Los frutos conectan con otra realidad más allá de la apariencia:
Hay quien dice que son más importantes los hechos que las palabras, como quien dice “obras son amores y no buenas razones” o “por los frutos los conoceréis”. Pero los frutos no son las obras. No son lo que haces, sino el resultado tanto de lo que haces como de lo que dices y lo que sientes. Los frutos es un resultado.

Por ejemplo, puedes plantar un árbol. Cavar la tierra, coger la semilla y ponerla es “lo que haces”. Sin embargo, que la semilla esté viva o muerta no es algo que tú haces, y que la semilla crezca y de frutos amargos o sanos tampoco, porque tú haces lo mismo para un árbol que prospera como para uno que no prospera, para un árbol que da buenos frutos o para uno que no da ninguno por mucho que lo riegues.

La vida no se produce por algo que haces, porque mira que lo intentan en los laboratorios, sino por algo que contiene la vida y que viene de donde viene la vida. “Por sus frutos los conoceréis” no te invita a mirar lo que hace la gente, cosas buenas o malas, porque eso sería juzgar. Pero no venimos a esta encarnación a juzgar sino a dar buenos frutos tú.

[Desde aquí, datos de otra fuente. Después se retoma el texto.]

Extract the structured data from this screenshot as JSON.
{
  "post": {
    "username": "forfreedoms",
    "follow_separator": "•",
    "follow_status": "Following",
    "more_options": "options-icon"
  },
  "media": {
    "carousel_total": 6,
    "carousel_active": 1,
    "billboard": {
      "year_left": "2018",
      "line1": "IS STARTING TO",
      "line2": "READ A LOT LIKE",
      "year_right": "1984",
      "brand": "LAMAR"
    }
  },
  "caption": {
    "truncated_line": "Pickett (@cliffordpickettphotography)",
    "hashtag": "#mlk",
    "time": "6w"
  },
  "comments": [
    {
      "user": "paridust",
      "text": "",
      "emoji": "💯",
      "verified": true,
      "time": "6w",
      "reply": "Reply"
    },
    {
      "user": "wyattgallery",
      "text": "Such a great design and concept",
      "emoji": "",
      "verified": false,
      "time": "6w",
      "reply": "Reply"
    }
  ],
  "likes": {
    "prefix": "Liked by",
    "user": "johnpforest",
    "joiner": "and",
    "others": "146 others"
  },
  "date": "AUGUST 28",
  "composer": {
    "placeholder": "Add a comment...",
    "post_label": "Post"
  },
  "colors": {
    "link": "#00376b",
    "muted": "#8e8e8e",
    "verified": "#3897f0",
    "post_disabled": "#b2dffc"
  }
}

Cualquier cosa que hayas aprendido ha sido consecuencia de unas palabras, a través de las cuales te han enseñado. Por eso, las palabras son antes que los hechos, representando la raíz de los hechos. Las palabras dirigen lo que haces. Lo importante es fijarse en lo que dices, porque puede ser que lo que dices en tu diálogo interior tenga negatividad y posteriormente esa negatividad suceda, o tenga positividad para todos, y entonces suceda.

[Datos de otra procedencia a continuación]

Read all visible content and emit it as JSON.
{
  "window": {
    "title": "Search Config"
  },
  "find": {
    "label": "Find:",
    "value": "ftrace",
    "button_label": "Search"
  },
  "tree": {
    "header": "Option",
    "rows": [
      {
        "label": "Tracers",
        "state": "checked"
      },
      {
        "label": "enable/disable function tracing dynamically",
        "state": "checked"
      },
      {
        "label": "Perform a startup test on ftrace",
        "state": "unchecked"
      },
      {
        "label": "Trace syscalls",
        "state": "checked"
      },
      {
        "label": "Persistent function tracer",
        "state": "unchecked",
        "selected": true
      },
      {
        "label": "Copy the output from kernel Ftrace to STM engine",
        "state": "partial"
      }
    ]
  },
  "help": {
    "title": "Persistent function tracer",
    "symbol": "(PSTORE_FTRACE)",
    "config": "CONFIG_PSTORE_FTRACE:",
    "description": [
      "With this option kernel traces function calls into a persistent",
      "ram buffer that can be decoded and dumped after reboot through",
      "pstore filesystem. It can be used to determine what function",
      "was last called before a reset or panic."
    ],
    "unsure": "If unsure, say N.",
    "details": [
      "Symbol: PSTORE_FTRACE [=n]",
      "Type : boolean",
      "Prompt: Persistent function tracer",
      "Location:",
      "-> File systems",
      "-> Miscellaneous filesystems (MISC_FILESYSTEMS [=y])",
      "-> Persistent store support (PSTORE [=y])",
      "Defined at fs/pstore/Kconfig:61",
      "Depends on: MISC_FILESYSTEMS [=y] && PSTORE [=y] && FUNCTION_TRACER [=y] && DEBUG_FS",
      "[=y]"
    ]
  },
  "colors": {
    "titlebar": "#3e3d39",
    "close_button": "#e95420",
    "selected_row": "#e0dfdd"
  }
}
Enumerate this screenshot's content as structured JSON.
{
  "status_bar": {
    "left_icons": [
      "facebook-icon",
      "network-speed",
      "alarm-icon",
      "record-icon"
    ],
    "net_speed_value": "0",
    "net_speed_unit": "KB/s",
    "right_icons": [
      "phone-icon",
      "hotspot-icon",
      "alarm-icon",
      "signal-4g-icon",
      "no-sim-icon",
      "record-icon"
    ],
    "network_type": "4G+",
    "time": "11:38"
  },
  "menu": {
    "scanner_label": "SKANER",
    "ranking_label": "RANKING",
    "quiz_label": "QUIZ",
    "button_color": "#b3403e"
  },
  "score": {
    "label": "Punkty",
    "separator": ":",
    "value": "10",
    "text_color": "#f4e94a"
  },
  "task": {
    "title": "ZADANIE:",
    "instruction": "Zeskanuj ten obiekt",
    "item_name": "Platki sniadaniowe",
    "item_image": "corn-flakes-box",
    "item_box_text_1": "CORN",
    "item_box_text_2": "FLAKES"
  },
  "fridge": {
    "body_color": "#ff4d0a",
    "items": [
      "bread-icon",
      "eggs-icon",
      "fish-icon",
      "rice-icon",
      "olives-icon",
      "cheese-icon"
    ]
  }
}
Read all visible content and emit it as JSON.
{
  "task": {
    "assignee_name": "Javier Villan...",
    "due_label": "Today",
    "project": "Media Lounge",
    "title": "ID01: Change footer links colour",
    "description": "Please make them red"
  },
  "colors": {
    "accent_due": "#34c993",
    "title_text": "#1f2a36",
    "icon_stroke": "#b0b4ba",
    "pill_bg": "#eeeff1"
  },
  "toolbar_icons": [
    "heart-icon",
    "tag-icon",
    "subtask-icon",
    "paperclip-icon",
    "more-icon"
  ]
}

Eso es parte de los frutos y es independiente de lo que haces, sea vender periódicos, ser profesor o cualquier cosa que hagas. Tiene más relación con lo que sientes: amor, odio, benevolencia, miedo, etc. Con la palabra se puede manipular, pero sabemos que con las obras también. Todos los alcaldes hacen buenas obras con el dinero público, incluso los que encuentran el camino para que el dinero público también llegue a su bolsillo además de a las buenas obras.

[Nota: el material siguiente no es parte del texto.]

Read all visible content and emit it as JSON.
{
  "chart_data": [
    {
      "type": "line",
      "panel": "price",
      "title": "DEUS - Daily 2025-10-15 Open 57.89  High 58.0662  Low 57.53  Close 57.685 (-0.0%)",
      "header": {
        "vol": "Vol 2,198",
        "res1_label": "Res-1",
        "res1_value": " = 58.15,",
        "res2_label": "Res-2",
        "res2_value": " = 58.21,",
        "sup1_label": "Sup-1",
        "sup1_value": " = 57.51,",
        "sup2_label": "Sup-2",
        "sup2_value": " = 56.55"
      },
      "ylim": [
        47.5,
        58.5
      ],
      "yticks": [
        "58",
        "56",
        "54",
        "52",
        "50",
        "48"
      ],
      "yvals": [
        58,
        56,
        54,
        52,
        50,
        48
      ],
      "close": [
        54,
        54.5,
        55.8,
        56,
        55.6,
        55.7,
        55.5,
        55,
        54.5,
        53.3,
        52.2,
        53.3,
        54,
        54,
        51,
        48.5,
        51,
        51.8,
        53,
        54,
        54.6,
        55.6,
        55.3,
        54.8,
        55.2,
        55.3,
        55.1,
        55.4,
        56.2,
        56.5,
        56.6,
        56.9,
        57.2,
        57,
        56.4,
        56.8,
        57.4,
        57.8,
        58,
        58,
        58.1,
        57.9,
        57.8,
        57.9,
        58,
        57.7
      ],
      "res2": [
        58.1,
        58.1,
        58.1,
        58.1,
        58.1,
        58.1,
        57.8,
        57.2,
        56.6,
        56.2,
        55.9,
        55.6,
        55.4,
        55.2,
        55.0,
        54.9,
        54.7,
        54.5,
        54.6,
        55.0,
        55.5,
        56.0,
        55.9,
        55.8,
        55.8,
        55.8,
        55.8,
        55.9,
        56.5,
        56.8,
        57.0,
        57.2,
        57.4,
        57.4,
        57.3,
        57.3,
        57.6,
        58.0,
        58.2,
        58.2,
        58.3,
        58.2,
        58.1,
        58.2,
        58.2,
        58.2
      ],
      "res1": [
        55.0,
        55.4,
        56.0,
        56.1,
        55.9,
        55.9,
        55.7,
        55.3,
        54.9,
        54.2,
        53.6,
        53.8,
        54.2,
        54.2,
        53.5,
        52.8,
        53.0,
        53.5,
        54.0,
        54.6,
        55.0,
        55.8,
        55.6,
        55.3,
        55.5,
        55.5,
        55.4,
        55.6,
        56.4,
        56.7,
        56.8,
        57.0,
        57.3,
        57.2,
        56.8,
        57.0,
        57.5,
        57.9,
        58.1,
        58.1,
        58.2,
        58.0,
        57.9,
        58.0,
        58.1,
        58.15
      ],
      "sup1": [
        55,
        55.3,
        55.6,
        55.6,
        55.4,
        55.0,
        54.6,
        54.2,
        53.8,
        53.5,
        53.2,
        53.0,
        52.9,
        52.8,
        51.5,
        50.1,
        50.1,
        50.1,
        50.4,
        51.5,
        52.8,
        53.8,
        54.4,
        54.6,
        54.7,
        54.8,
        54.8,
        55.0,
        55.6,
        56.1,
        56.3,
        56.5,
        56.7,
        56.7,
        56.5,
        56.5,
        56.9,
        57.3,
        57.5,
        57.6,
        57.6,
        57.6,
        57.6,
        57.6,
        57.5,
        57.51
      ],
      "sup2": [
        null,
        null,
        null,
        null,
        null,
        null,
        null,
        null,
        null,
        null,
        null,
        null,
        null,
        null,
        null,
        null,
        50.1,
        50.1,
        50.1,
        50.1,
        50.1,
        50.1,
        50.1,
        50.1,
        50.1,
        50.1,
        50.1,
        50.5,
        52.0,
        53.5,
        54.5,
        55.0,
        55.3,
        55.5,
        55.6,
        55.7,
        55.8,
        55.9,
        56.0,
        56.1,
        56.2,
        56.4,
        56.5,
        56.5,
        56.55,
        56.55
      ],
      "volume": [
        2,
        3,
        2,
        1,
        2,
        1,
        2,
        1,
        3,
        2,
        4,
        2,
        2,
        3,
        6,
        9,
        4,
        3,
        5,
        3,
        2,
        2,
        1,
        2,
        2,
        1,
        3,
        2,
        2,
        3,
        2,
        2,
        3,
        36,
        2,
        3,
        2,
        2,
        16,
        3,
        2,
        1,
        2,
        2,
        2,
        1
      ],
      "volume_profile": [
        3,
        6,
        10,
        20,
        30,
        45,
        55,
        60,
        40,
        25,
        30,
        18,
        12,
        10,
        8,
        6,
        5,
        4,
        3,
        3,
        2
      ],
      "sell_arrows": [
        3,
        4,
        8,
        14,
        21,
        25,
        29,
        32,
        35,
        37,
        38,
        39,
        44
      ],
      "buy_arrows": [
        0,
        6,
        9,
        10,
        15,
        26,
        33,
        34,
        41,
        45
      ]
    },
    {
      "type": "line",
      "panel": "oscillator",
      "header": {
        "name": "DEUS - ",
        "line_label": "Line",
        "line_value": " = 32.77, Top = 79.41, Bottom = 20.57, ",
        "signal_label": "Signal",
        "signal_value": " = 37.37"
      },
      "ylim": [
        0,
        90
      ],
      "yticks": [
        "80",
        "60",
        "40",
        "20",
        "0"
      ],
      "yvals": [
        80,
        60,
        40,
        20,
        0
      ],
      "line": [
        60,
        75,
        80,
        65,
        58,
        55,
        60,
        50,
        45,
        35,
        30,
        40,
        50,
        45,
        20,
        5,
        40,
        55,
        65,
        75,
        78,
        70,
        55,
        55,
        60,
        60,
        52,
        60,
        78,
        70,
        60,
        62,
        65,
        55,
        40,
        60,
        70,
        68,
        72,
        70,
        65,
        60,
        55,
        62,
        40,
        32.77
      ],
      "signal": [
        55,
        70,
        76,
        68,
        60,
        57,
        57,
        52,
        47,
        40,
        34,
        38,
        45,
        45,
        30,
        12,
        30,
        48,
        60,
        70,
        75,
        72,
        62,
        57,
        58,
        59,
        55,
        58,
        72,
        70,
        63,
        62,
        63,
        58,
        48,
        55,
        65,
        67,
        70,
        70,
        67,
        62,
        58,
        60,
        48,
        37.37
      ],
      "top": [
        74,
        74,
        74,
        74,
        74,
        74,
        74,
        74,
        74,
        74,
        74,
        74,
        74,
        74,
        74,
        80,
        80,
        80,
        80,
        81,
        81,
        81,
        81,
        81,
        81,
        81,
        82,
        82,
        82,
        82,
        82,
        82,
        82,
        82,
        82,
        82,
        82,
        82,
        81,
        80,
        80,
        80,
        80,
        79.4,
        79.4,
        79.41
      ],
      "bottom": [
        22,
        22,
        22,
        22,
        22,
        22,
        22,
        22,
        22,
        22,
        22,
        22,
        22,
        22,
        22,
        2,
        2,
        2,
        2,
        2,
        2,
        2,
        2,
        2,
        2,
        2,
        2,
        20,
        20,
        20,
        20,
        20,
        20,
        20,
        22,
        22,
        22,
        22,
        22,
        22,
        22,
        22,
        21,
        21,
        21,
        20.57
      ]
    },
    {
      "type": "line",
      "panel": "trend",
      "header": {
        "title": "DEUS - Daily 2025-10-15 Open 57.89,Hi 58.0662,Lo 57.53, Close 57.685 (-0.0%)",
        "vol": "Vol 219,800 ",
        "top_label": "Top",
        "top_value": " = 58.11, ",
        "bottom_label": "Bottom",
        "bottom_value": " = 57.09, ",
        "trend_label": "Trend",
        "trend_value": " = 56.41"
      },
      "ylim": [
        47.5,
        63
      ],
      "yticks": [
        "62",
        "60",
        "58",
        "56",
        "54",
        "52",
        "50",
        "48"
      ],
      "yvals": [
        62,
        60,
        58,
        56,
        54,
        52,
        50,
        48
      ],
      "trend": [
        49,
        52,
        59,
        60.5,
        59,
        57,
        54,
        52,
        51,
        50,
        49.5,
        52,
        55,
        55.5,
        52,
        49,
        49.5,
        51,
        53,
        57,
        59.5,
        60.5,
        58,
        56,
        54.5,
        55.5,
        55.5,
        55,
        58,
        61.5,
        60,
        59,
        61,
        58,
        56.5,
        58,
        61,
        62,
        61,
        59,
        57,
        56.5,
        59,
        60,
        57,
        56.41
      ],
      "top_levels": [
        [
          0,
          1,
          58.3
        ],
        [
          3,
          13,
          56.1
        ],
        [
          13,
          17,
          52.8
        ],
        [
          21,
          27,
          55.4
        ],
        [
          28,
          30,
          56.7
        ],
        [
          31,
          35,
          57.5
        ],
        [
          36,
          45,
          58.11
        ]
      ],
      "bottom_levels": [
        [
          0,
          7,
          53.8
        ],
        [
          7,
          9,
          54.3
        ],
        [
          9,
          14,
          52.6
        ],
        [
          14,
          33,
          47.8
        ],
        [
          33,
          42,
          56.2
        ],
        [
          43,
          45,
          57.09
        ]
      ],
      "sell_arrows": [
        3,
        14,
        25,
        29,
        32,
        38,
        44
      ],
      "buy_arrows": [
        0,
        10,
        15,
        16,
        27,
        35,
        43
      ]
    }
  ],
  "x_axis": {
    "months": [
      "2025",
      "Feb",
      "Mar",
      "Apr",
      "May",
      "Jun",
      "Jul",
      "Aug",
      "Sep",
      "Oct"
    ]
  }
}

No hay peor cosa que una tabla de obras buenas y obras malas, porque eliminar a los malos normalmente estaría considerado como una acción buena, ya que “liberas” a muchos inocentes del sufrimiento, pero luego resulta que no es así.
Determinar las obras es lo que hacen los frutos. Las obras están en la apariencia, pero los frutos conectan con otra realidad más allá de la apariencia.